Es importante acudir a un especialista que pueda ofrecerte un tratamiento 100% personalizado ya que cada mujer es distinta, parte de unos tejidos distintos y tiene unos deseos distintos para el resultado final.
En los últimos tiempos han proliferado las clínicas de estética low cost, centradas casi en exclusiva en la mamoplasia de aumento.

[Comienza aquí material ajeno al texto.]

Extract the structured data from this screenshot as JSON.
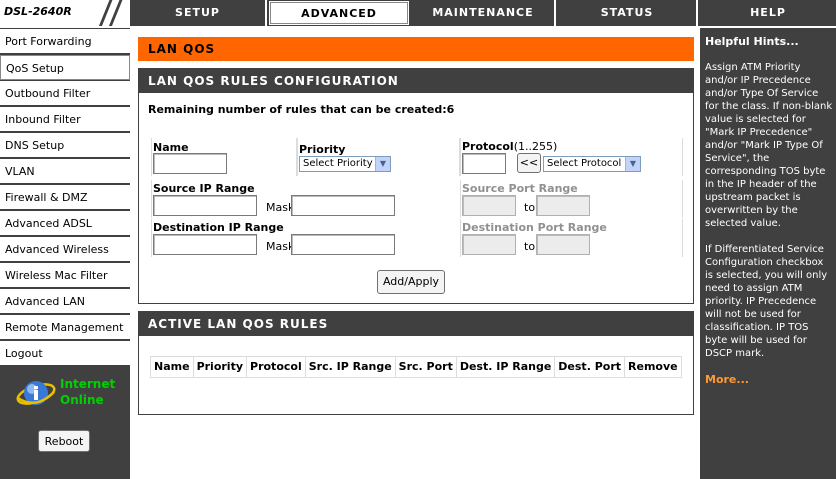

En muchas de ellas cuentan con cirujanos plásicos titulados (aunque la mayoría son especialistas con poca formación que trabajan en estos centros para adquirir experiencia) pero algunas de estas clínicas emplean médicos sin la titulación de cirugía plástica homologada en España, lo cual supone un riesgo para las pacientes.
Pero, dejando estos detalles de lado, la verdadera diferencia entre una clínica Low Cost y un equipo como el del Dr Vernetta es la personalización del tratamiento que sólo se consigue con la atención más exquisita, la calidad técnica y la experiencia en cirugía plástica, reparadora y estética.

Mientras que en un centro low cost todas las pacientes suelen operarse con la misma técnica, mismo plano, mismo tipo de prótesis… como si se tratase de una cadena de montaje, en nuestra consulta nos tomamos muy en serio el estudio previo de cada paciente, así como el estado de su piel, si ha dado el pecho, las medidas de su cuerpo, el estado de su glándula mamaria y, desde luego, de sus espectativas de futuro. Porque no es lo mismo si una paciente desea un escote redondeado o una caída más suave, ni es lo mismo si la paciente desea dar el pecho en el futuro, ni si una paciente desea un pecho más elevado o si quiere un resultado para toda la vida o planea cambiar sus prótesis en unos años.

Cada mujer es distinta y merece un tratamiento 100% personalizado, a medida. Porque a la hora de comprar un vestido podemos optar por comprarlo en unos grandes almacenes o bien ir a una modista o un sastre que nos confeccione un modelo único, a medida, con los mejores materiales y con unos acabados a nuestro gusto. En cirugía estética, a nuestro entender, sólo deberíamos trabajar con este segundo modelo de “hecho a medida” puesto que, al fin y al cabo, vestidos podemos comprar muchos pero aquí estamos hablando de nuestro cuerpo, único e irrepetible.